A sostenerlo è uno studio pubblicato su Proceedings of the Royal Society B dai ricercatori della Johns Hopkins University di Baltimora guidati da Alexander Johnson: “Quello che abbiamo dimostrato – spiega Johnson – è che se si deve effettuare uno sforzo maggiore per ottenere un certo cibo non solo quel cibo avrà più valore, ma potrebbe anche avere un gusto migliore. Al momento non sappiamo perché questo accada, ma sappiamo che l’effetto dura per almeno 24 ore dopo aver lavorato sodo per la realizzazione del pasto”.

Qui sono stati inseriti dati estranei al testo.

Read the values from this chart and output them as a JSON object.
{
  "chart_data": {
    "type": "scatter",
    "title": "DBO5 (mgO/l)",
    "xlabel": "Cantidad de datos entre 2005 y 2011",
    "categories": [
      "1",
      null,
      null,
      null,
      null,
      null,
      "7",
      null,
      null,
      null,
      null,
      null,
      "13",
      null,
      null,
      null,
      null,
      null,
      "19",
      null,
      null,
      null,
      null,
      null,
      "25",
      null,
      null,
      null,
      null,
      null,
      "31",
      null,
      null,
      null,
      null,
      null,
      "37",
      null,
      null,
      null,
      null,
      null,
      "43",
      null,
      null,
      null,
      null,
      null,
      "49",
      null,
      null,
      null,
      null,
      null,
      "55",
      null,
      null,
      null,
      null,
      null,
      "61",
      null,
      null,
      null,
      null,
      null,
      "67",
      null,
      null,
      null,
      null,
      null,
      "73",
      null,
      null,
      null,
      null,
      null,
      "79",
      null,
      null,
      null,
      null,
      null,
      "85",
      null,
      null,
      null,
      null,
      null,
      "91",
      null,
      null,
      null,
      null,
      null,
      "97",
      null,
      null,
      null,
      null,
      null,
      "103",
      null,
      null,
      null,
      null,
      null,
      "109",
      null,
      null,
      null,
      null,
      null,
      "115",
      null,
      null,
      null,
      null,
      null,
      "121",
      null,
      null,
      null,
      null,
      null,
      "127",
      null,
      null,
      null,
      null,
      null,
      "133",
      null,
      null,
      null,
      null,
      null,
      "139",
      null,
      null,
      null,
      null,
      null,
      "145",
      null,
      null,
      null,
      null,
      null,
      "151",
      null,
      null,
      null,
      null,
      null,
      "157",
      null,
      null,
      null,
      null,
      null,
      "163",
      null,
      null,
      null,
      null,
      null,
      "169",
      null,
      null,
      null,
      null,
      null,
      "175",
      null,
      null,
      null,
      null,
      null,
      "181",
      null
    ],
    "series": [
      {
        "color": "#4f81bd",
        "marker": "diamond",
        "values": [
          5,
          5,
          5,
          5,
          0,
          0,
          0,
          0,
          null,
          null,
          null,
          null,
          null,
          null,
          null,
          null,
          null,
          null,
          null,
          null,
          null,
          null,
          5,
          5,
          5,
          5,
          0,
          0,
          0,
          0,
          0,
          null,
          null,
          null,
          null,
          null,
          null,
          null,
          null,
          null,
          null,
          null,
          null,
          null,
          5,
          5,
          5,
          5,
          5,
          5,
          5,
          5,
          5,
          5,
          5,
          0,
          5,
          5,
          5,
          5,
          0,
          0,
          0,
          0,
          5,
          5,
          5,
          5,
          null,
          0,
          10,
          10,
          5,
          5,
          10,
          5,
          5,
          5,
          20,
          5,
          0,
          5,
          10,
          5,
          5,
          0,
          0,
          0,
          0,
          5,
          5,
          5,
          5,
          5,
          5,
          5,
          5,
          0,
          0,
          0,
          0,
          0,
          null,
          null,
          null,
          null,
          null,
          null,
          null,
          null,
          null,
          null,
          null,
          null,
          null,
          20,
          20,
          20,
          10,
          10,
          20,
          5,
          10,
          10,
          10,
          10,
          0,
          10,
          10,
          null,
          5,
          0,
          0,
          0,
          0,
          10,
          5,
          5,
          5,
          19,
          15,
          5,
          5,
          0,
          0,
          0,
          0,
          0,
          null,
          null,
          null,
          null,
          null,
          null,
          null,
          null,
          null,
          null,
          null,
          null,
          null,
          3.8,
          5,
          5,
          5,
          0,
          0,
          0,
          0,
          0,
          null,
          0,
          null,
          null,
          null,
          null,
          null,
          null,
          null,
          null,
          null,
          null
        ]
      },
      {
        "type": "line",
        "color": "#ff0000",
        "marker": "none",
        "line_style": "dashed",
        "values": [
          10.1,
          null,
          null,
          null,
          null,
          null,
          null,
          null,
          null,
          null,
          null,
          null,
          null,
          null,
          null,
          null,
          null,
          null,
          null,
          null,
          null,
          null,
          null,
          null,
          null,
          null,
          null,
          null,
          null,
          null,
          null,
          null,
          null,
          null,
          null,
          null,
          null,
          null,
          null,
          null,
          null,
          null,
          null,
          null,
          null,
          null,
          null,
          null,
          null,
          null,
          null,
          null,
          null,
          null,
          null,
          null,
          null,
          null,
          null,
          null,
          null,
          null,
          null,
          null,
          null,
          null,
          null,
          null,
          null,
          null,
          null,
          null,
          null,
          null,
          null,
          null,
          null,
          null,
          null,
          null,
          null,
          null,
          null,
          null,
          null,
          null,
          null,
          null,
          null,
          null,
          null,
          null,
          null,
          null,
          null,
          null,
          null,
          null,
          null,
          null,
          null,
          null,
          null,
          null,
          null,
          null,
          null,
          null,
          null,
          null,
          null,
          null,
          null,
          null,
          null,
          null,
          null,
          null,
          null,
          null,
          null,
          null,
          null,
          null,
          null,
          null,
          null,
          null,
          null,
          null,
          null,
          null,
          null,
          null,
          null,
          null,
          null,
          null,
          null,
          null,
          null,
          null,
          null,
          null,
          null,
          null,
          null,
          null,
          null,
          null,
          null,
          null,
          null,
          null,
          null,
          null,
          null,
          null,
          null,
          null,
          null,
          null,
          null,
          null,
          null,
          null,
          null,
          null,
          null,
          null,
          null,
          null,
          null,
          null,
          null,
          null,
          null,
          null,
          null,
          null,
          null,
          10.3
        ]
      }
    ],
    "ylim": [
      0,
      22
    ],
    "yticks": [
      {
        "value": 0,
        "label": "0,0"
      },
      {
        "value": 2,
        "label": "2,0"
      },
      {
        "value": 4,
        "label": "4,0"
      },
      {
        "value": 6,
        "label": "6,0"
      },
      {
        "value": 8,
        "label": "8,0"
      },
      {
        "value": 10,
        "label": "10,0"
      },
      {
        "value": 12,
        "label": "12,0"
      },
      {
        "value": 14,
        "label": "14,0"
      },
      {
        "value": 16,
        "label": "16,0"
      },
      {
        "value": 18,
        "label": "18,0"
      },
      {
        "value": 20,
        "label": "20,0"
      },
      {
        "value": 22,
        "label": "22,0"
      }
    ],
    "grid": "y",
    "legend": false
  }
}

Almeno in teoria, spiegano i ricercatori, questo significa che, se abbiamo dovuto affrontare un percorso a ostacoli per arrivare a un piatto di carote, possiamo arrivare a preferirle a patatine e cioccolato. I test, eseguiti su dei gruppi di topolini, lasciano sperare che questo principio possa essere utilizzato per correggere le abitudini alimentari dei soggetti obesi o a rischio obesità: “Questa ricerca suggerisce che gli individui obesi potrebbero essere in grado di cambiare le proprie abitudini alimentari in modo da preferire alimenti sani e a basso contenuto calorico manipolando la quantità di lavoro necessaria per ottenere il cibo”.